A senior adviser to Vice President Kamala Harris during her presidential campaign has admitted that internal polling consistently showed she was unlikely to defeat President-elect Donald Trump, contrary to the optimistic picture presented to donors.
“We were told she had a real shot at winning—it wasn’t even a question,” Harris campaign fundraiser Lindy Li said. “I was told Pennsylvania was looking good, and we would win 3-4 swing states. On election night, they told us we were going to win Iowa.”
However, Harris senior adviser David Plouffe painted a very different picture during an episode of Pod Save America. He revealed the campaign never saw the same leads reflected in public polls, which showed Harris performing well in battleground states. “We didn’t get the breaks we needed on Election Day,” Plouffe said. “There were public polls in late September, early October showing us with leads that we never saw internally.”
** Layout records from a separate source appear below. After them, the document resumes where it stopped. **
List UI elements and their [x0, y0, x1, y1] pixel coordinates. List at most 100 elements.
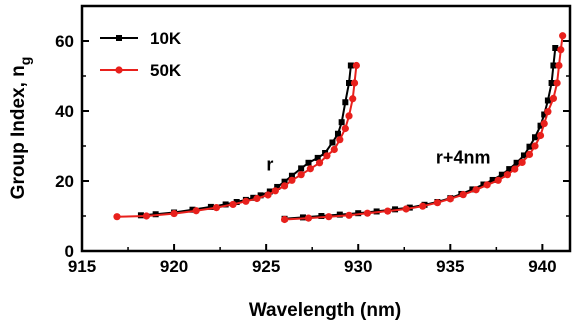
legend-marker — [115, 66, 123, 74]
legend: 10K 50K — [100, 29, 182, 80]
legend-label-50K: 50K — [150, 61, 182, 80]
series-10K-point — [314, 154, 321, 161]
series-10K-line-1 — [140, 65, 352, 217]
legend-label-10K: 10K — [150, 29, 182, 48]
series-10K-point — [281, 178, 288, 185]
series-10K-point — [506, 166, 513, 173]
series-10K-point — [537, 122, 544, 129]
series-50K-point — [325, 213, 333, 221]
series-10K-point — [548, 80, 555, 86]
series-10K-point — [329, 139, 336, 146]
legend-item-50K: 50K — [100, 61, 182, 80]
series-10K-point — [288, 172, 295, 179]
series-50K-point — [306, 165, 314, 173]
series-10K-point — [336, 211, 343, 218]
series-50K-point — [341, 124, 349, 133]
series-10K-point — [207, 203, 214, 210]
series-50K-point — [288, 176, 296, 184]
series-10K-point — [544, 97, 551, 104]
series-10K-point — [222, 201, 229, 208]
series-50K-point — [304, 214, 313, 222]
series-50K-point — [113, 213, 121, 221]
x-axis-title: Wavelength (nm) — [249, 300, 401, 321]
series-50K-point — [384, 207, 392, 215]
annotation-1: r — [266, 155, 273, 175]
curve-annotations: r r+4nm — [266, 148, 490, 175]
y-axis-title-main: Group Index, n — [8, 65, 29, 199]
y-axis-title: Group Index, ng — [8, 57, 33, 200]
series-50K-point — [555, 61, 563, 70]
series-50K-point — [503, 171, 511, 179]
series-50K-point — [280, 182, 289, 190]
series-10K-point — [513, 159, 520, 166]
series-50K-point — [446, 195, 454, 203]
series-50K — [113, 32, 567, 224]
y-tick-label-20: 20 — [55, 172, 74, 191]
x-tick-label-935: 935 — [436, 257, 464, 276]
series-10K-point — [257, 192, 264, 199]
series-50K-point — [557, 46, 565, 54]
series-10K-point — [550, 62, 557, 69]
legend-marker — [116, 35, 122, 41]
series-50K-point — [419, 202, 427, 210]
series-50K-point — [264, 191, 272, 199]
series-10K-point — [498, 171, 505, 178]
y-tick-label-60: 60 — [55, 32, 74, 51]
y-axis-ticks: 0 20 40 60 — [55, 32, 89, 261]
series-50K-point — [192, 207, 200, 215]
series-10K-point — [299, 214, 306, 221]
series-50K-line-2 — [284, 35, 564, 221]
x-tick-label-920: 920 — [160, 257, 188, 276]
series-10K-point — [532, 134, 539, 141]
series-50K-point — [459, 191, 467, 199]
series-50K-point — [170, 209, 178, 218]
series-50K-point — [323, 152, 331, 160]
series-50K-point — [271, 187, 279, 195]
series-50K-point — [518, 158, 526, 167]
series-10K-line-2 — [284, 47, 557, 220]
series-50K-point — [511, 165, 519, 173]
series-50K-point — [352, 61, 360, 70]
x-tick-label-915: 915 — [68, 257, 96, 276]
series-10K-point — [489, 176, 496, 183]
series-50K-point — [297, 171, 305, 179]
series-50K-point — [553, 79, 561, 87]
series-50K-point — [336, 136, 344, 144]
series-10K-point — [355, 210, 362, 217]
series-50K-point — [402, 205, 410, 213]
series-10K-point — [318, 213, 325, 219]
series-10K-point — [233, 199, 240, 205]
series-10K-point — [469, 186, 476, 193]
series-10K-point — [526, 143, 533, 150]
series-10K-point — [347, 62, 354, 69]
series-50K-point — [253, 194, 261, 203]
series-10K-point — [334, 130, 341, 137]
series-50K-point — [330, 145, 338, 154]
series-50K-line-1 — [116, 65, 358, 218]
series-50K-point — [345, 112, 353, 120]
series-10K-point — [266, 188, 273, 195]
series-50K-point — [531, 142, 539, 150]
series-50K-point — [483, 181, 491, 189]
series-50K-point — [212, 204, 221, 212]
series-50K-point — [494, 176, 502, 184]
y-axis-title-subscript: g — [17, 57, 33, 66]
series-50K-point — [559, 32, 567, 40]
series-50K-point — [280, 215, 289, 224]
series-10K-point — [552, 45, 559, 51]
series-10K-point — [298, 165, 305, 172]
series-50K-point — [536, 131, 545, 140]
series-10K-point — [305, 159, 312, 166]
series-10K-point — [541, 111, 548, 118]
series-10K-point — [274, 183, 281, 190]
x-axis-ticks: 915 920 925 930 935 940 — [68, 244, 557, 276]
series-10K-point — [338, 119, 345, 126]
legend-item-10K: 10K — [100, 29, 182, 48]
series-10K-point — [342, 99, 349, 106]
series-10K-point — [480, 181, 487, 188]
data-curves — [113, 32, 567, 224]
series-50K-point — [142, 212, 151, 220]
series-50K-point — [350, 79, 359, 87]
series-50K-point — [544, 108, 552, 116]
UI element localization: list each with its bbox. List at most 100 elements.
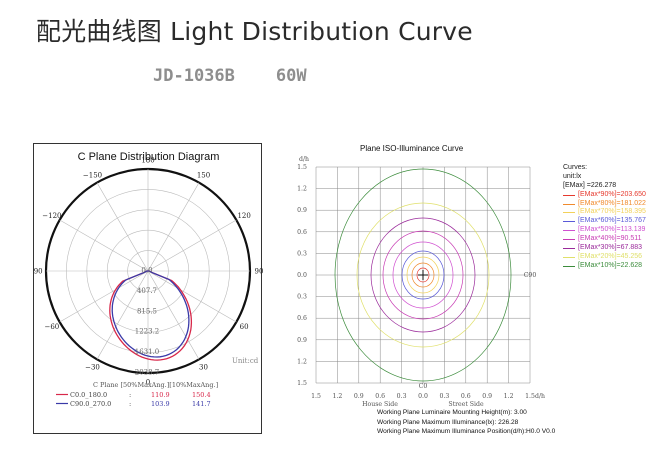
iso-y-tick: 1.2 — [297, 358, 307, 365]
legend-text: [EMax*80%]=181.022 — [578, 199, 646, 207]
polar-chart: 180 −150 150 −120 120 -90 90 −60 60 −30 30 0 0.0 407.… — [34, 157, 263, 409]
iso-x-tick: 1.2 — [504, 393, 514, 400]
legend-text: [EMax*50%]=113.139 — [578, 226, 646, 234]
legend-swatch — [563, 221, 575, 223]
polar-angle-label: −120 — [42, 212, 61, 220]
legend-text: [EMax*90%]=203.650 — [578, 190, 646, 198]
polar-radial-label: 1631.0 — [135, 348, 160, 356]
legend-item: [EMax*30%]=67.883 — [563, 244, 646, 253]
power-rating: 60W — [275, 66, 307, 86]
footer-max-illuminance: Working Plane Maximum Illuminance(lx): 2… — [377, 418, 519, 426]
iso-contour — [411, 262, 435, 288]
legend-item: [EMax*10%]=22.628 — [563, 262, 646, 271]
polar-legend-max50: 103.9 — [151, 400, 170, 408]
legend-item: [EMax*20%]=45.256 — [563, 253, 646, 262]
iso-contour — [334, 168, 512, 382]
legend-swatch — [563, 203, 575, 205]
iso-contour — [356, 202, 490, 348]
polar-angle-label: -90 — [34, 268, 43, 276]
polar-radial-label: 2038.7 — [135, 369, 160, 377]
iso-y-tick: 1.5 — [297, 164, 307, 171]
iso-c90-label: C90 — [524, 272, 537, 279]
iso-x-tick: 0.9 — [354, 393, 364, 400]
footer-mounting-height: Working Plane Luminaire Mounting Height(… — [377, 409, 527, 416]
iso-contour — [382, 230, 464, 320]
polar-legend-sep: : — [129, 400, 131, 408]
legend-item: [EMax*50%]=113.139 — [563, 226, 646, 235]
polar-angle-label: 150 — [197, 171, 210, 179]
legend-text: [EMax*40%]=90.511 — [578, 235, 642, 243]
iso-y-tick: 0.0 — [297, 272, 307, 279]
iso-y-tick: 1.5 — [297, 380, 307, 387]
polar-legend-max10: 141.7 — [192, 400, 211, 408]
legend-text: [EMax*70%]=158.395 — [578, 208, 646, 216]
polar-angle-label: 0 — [146, 379, 150, 387]
iso-title: Plane ISO-Illuminance Curve — [360, 144, 464, 153]
legend-item: [EMax*90%]=203.650 — [563, 191, 646, 200]
polar-legend-name: C0.0_180.0 — [70, 391, 107, 399]
legend-text: [EMax*20%]=45.256 — [578, 252, 643, 260]
iso-x-tick: 1.2 — [332, 393, 342, 400]
legend-swatch — [563, 239, 575, 241]
iso-street-side: Street Side — [448, 401, 484, 408]
iso-x-axis-title: d/h — [535, 393, 545, 400]
iso-x-tick: 0.3 — [439, 393, 449, 400]
iso-x-tick: 1.5 — [525, 393, 535, 400]
iso-y-tick: 0.6 — [297, 315, 307, 322]
polar-radial-label: 1223.2 — [135, 328, 160, 336]
polar-legend-max10: 150.4 — [192, 391, 211, 399]
iso-house-side: House Side — [362, 401, 398, 408]
polar-angle-label: 90 — [255, 268, 263, 276]
iso-contour — [392, 241, 454, 309]
iso-contour — [401, 250, 445, 300]
iso-y-tick: 1.2 — [297, 186, 307, 193]
polar-angle-label: −60 — [44, 323, 59, 331]
unit-label: Unit:cd — [232, 357, 259, 365]
legend-text: [EMax*10%]=22.628 — [578, 261, 643, 269]
model-line: JD-1036B 60W — [153, 66, 307, 86]
legend-item: [EMax*70%]=158.395 — [563, 208, 646, 217]
iso-x-tick: 1.5 — [311, 393, 321, 400]
iso-legend: Curves: unit:lx [EMax] =226.278 [EMax*90… — [563, 164, 646, 271]
iso-y-tick: 0.6 — [297, 229, 307, 236]
legend-heading: Curves: — [563, 164, 588, 171]
polar-angle-label: −150 — [83, 171, 102, 179]
legend-unit: unit:lx — [563, 172, 582, 180]
legend-swatch — [563, 265, 575, 267]
polar-angle-label: 60 — [240, 323, 249, 331]
model-number: JD-1036B — [153, 66, 235, 86]
iso-y-axis-title: d/h — [299, 156, 309, 163]
iso-footer: Working Plane Luminaire Mounting Height(… — [377, 408, 555, 437]
legend-swatch — [563, 247, 575, 249]
iso-x-tick: 0.0 — [418, 393, 428, 400]
iso-c0-label: C0 — [419, 383, 428, 390]
polar-curve-c0-180 — [109, 270, 193, 361]
iso-x-tick: 0.6 — [461, 393, 471, 400]
polar-diagram-panel: C Plane Distribution Diagram 180 −150 150 −… — [33, 143, 263, 434]
iso-contour — [406, 256, 440, 294]
iso-contour — [370, 217, 476, 333]
polar-legend-name: C90.0_270.0 — [70, 400, 111, 408]
polar-angle-label: 180 — [141, 157, 154, 165]
iso-y-tick: 0.3 — [297, 250, 307, 257]
page-title: 配光曲线图 Light Distribution Curve — [36, 17, 473, 46]
legend-swatch — [563, 194, 575, 196]
footer-max-position: Working Plane Maximum Illuminance Positi… — [377, 428, 556, 436]
legend-text: [EMax*30%]=67.883 — [578, 244, 643, 252]
iso-y-tick: 0.9 — [297, 337, 307, 344]
legend-swatch — [563, 212, 575, 214]
polar-radial-label: 407.7 — [137, 287, 157, 295]
polar-angle-label: −30 — [85, 364, 100, 372]
polar-radial-label: 0.0 — [141, 267, 152, 275]
iso-y-tick: 0.9 — [297, 207, 307, 214]
legend-emax: [EMax] =226.278 — [563, 181, 617, 189]
iso-x-tick: 0.3 — [397, 393, 407, 400]
polar-title: C Plane Distribution Diagram — [77, 151, 220, 163]
iso-x-tick: 0.6 — [375, 393, 385, 400]
legend-swatch — [563, 256, 575, 258]
legend-item: [EMax*40%]=90.511 — [563, 235, 646, 244]
polar-angle-label: 30 — [199, 364, 208, 372]
legend-text: [EMax*60%]=135.767 — [578, 217, 646, 225]
legend-item: [EMax*60%]=135.767 — [563, 217, 646, 226]
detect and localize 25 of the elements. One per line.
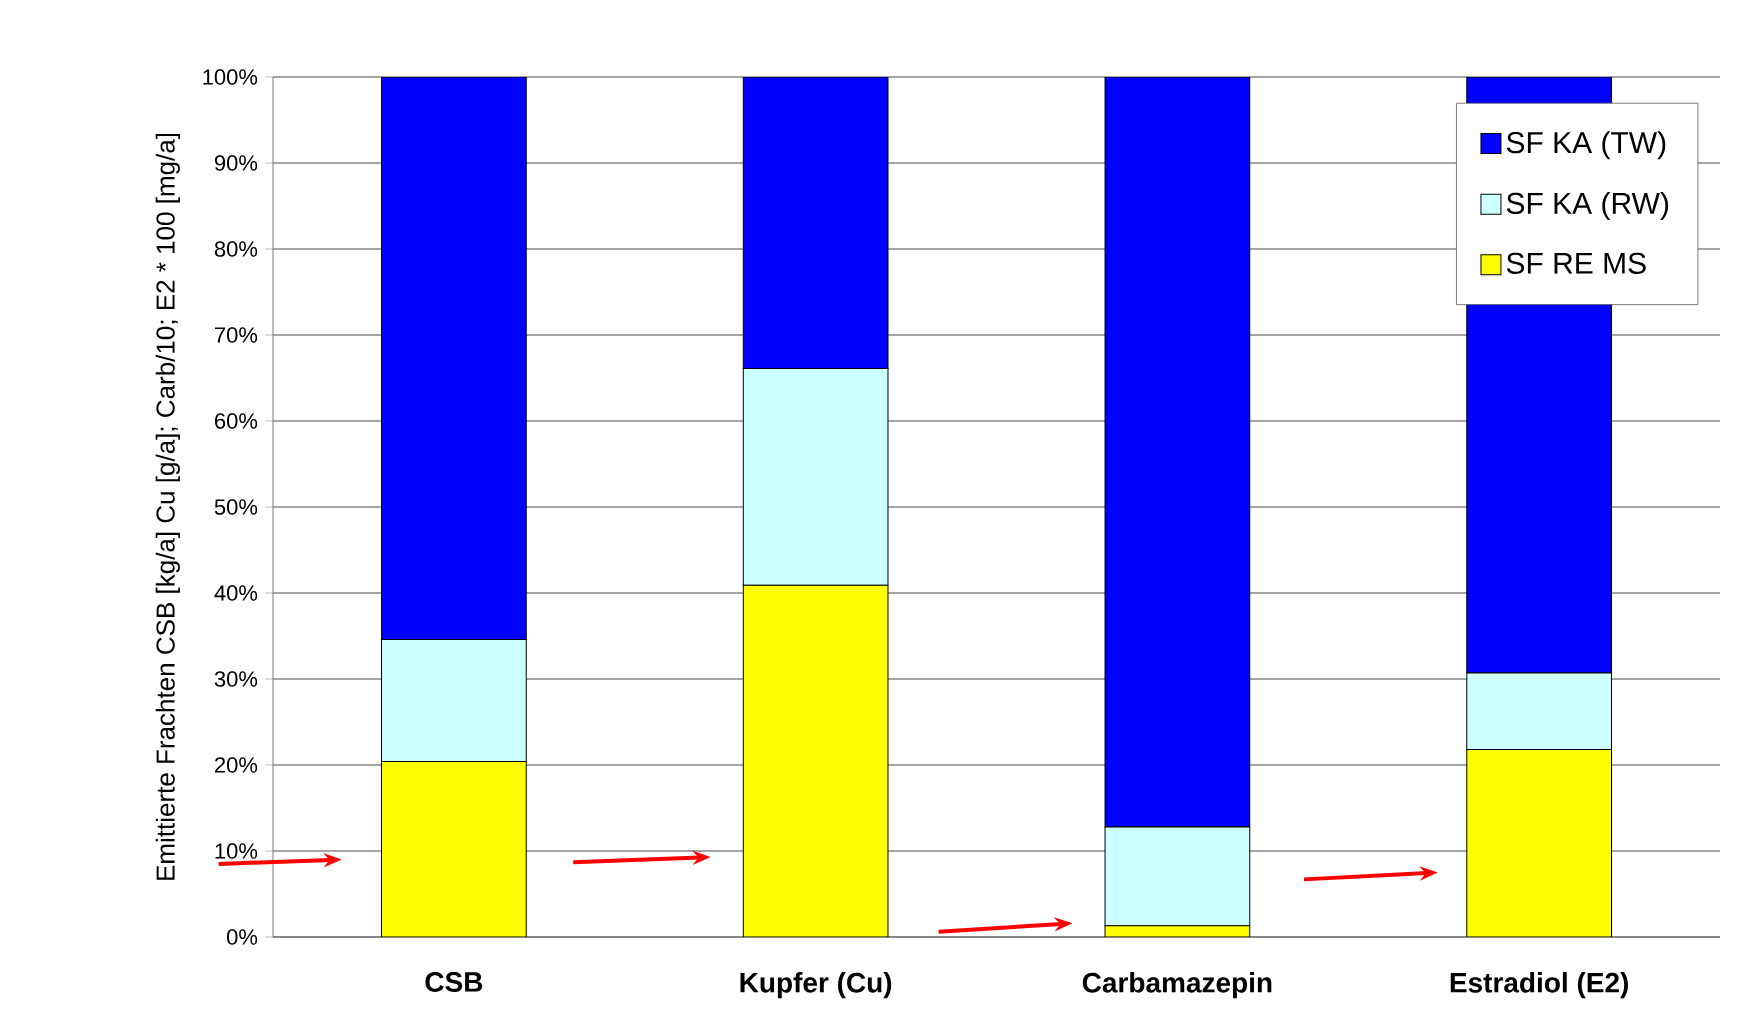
- y-tick-label: 60%: [215, 413, 258, 429]
- y-tick-label: 80%: [214, 241, 258, 257]
- x-tick-label: Estradiol (E2): [1450, 972, 1628, 999]
- x-tick-label: CSB: [425, 972, 483, 992]
- bar: [742, 584, 889, 937]
- legend-label: SF KA (TW): [1506, 131, 1666, 160]
- bar: [1466, 749, 1612, 937]
- x-tick-label: Kupfer (Cu): [740, 972, 892, 999]
- y-tick-label: 0%: [226, 929, 258, 945]
- y-tick-label: 10%: [215, 843, 258, 859]
- y-axis-title: Emittierte Frachten CSB [kg/a] Cu [g/a]; Carb/10; E2 * 100 [mg/a]: [155, 133, 180, 880]
- y-tick-label: 50%: [214, 499, 258, 515]
- bar: [742, 76, 889, 370]
- legend-label: SF RE MS: [1506, 252, 1646, 274]
- legend-label: SF KA (RW): [1506, 191, 1669, 220]
- y-tick-label: 100%: [203, 69, 258, 85]
- bar: [381, 76, 527, 640]
- x-tick-label: Carbamazepin: [1082, 972, 1272, 999]
- y-tick-label: 90%: [214, 155, 258, 171]
- y-tick-label: 20%: [215, 757, 258, 773]
- y-tick-label: 30%: [214, 671, 258, 687]
- bar: [381, 761, 527, 937]
- y-tick-label: 40%: [214, 585, 258, 601]
- y-tick-label: 70%: [215, 327, 258, 343]
- bar: [1104, 76, 1251, 828]
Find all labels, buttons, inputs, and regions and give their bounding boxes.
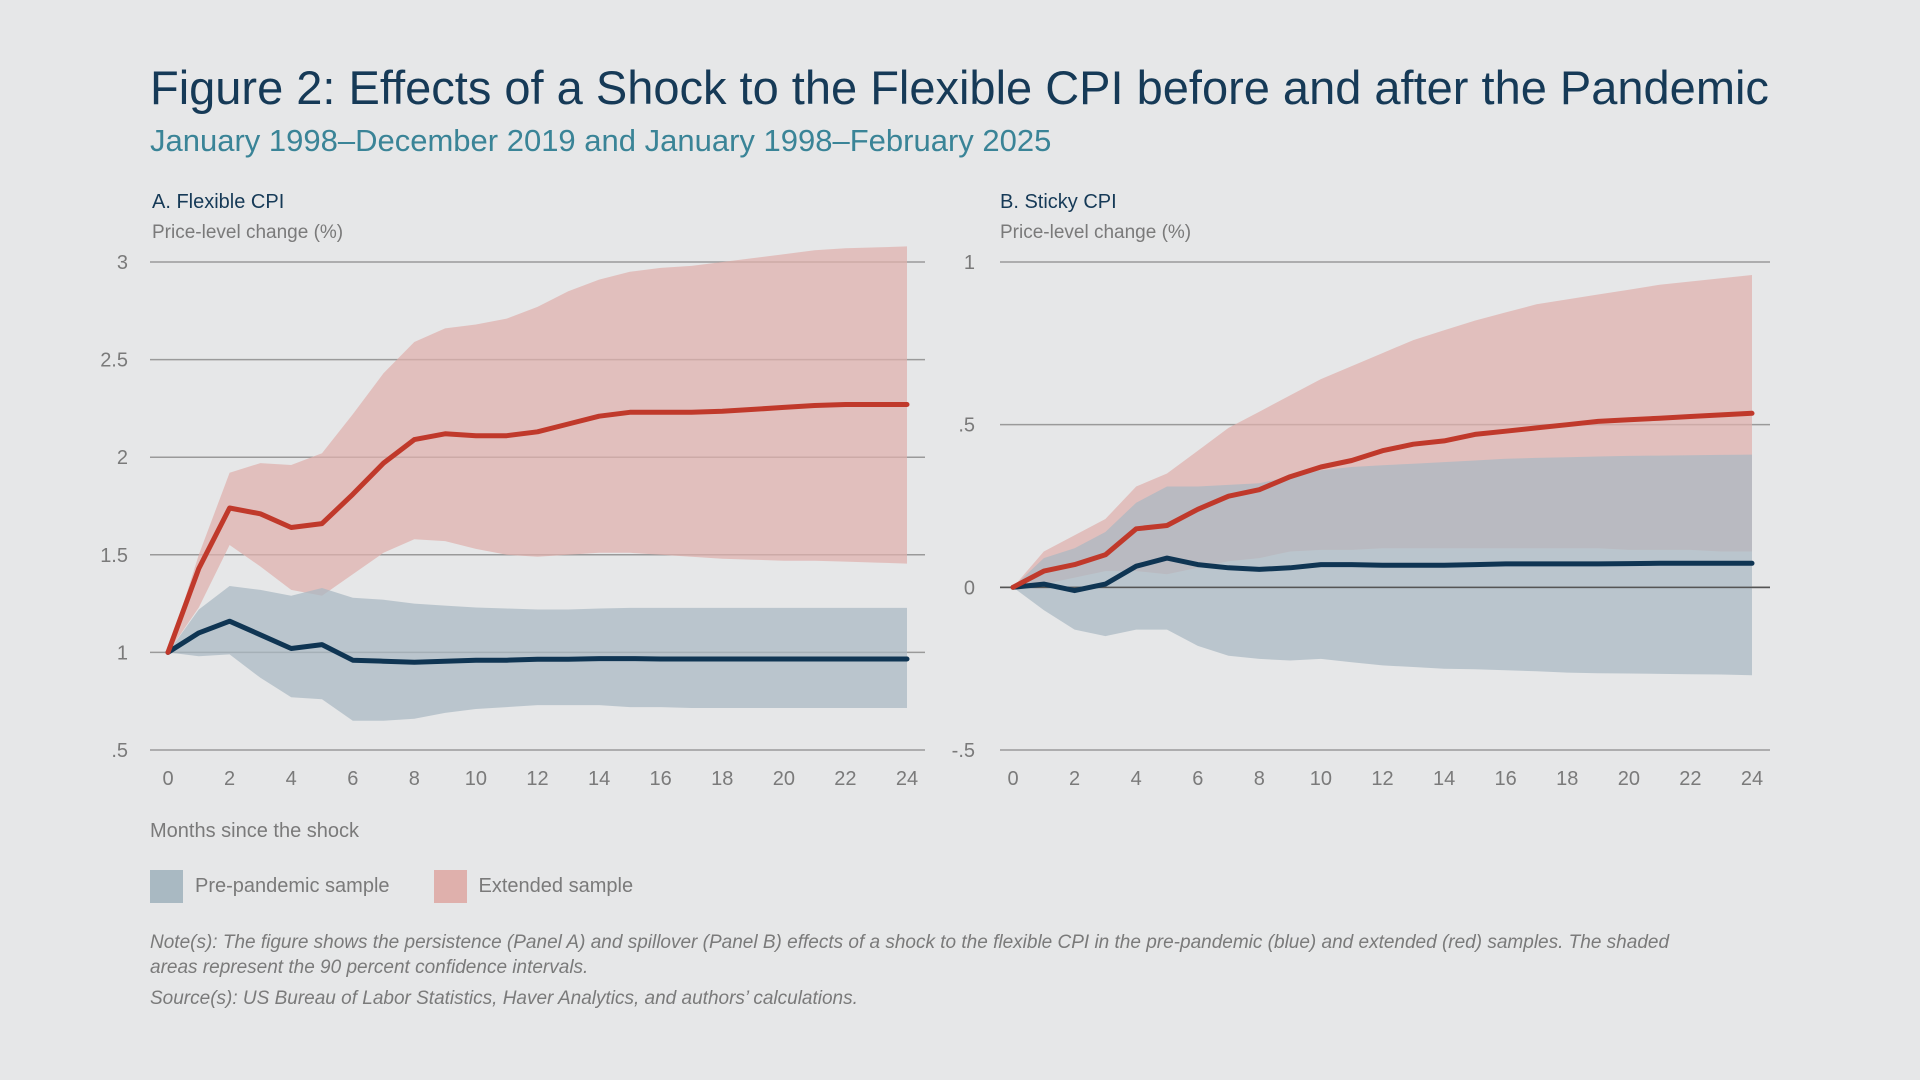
panel-b-xtick-label: 4 (1131, 768, 1142, 790)
panel-b-xtick-label: 0 (1007, 768, 1018, 790)
panel-b-xtick-label: 10 (1310, 768, 1332, 790)
panel-b-ylabel: Price-level change (%) (1000, 222, 1191, 243)
legend-label-extended: Extended sample (478, 875, 634, 897)
panel-a-xtick-label: 14 (588, 768, 610, 790)
figure-note: Note(s): The figure shows the persistenc… (150, 932, 1670, 978)
panel-b-ytick-label: .5 (958, 415, 975, 437)
figure-charts: A. Flexible CPI Price-level change (%) .5 1… (100, 191, 1770, 790)
panel-a-band-extended (168, 246, 907, 653)
panel-b-xtick-label: 2 (1069, 768, 1080, 790)
panel-a-xtick-label: 8 (409, 768, 420, 790)
panel-a-xtick-label: 2 (224, 768, 235, 790)
panel-b-line-extended (1010, 410, 1755, 590)
x-axis-title: Months since the shock (150, 820, 359, 842)
panel-b-xtick-label: 14 (1433, 768, 1455, 790)
legend-label-pre-pandemic: Pre-pandemic sample (195, 875, 390, 897)
panel-a-ylabel: Price-level change (%) (152, 222, 343, 243)
panel-a-ytick-label: 1 (117, 642, 128, 664)
panel-b-xtick-label: 18 (1556, 768, 1578, 790)
panel-a-xtick-label: 4 (286, 768, 297, 790)
panel-b-xtick-label: 6 (1192, 768, 1203, 790)
panel-a-xtick-label: 22 (834, 768, 856, 790)
panel-a-xtick-label: 6 (347, 768, 358, 790)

The podcast episode featured Plouffe and other top aides, including Jen O’Malley Dillon, Stephanie Cutter, and Quentin Fulks, dissecting the reasons behind Harris’s decisive defeat. They acknowledged that internal data consistently showed the vice president trailing Trump in key battleground states, contradicting the narrative pushed to fundraisers and donors.
Li slammed the campaign’s lack of transparency, calling it “absolutely not normal” for such information to be obscured. “I’ve been doing this since I graduated from college more than a decade ago. Absolutely not,” she said, adding that the campaign now faces a trust deficit with donors.
Li said many donors felt blindsided by the election outcome. “For some casual donors, they’re going to be like, no [expletive] way,” she remarked. “It’s not that he beat her that’s a shock. It’s the extent to which he beat her. It wasn’t even close. It was a decisive defeat.”
Despite public polls that showed Harris closing the gap or even surpassing Trump in battleground states, Plouffe acknowledged on the podcast that the campaign never saw those numbers internally. “When Kamala Harris became the nominee, she was behind. We kind of climbed back, and even post-debate, we still had ourselves down in the battleground states, but very close,” he said. “By the end, it was a jump-ball race.”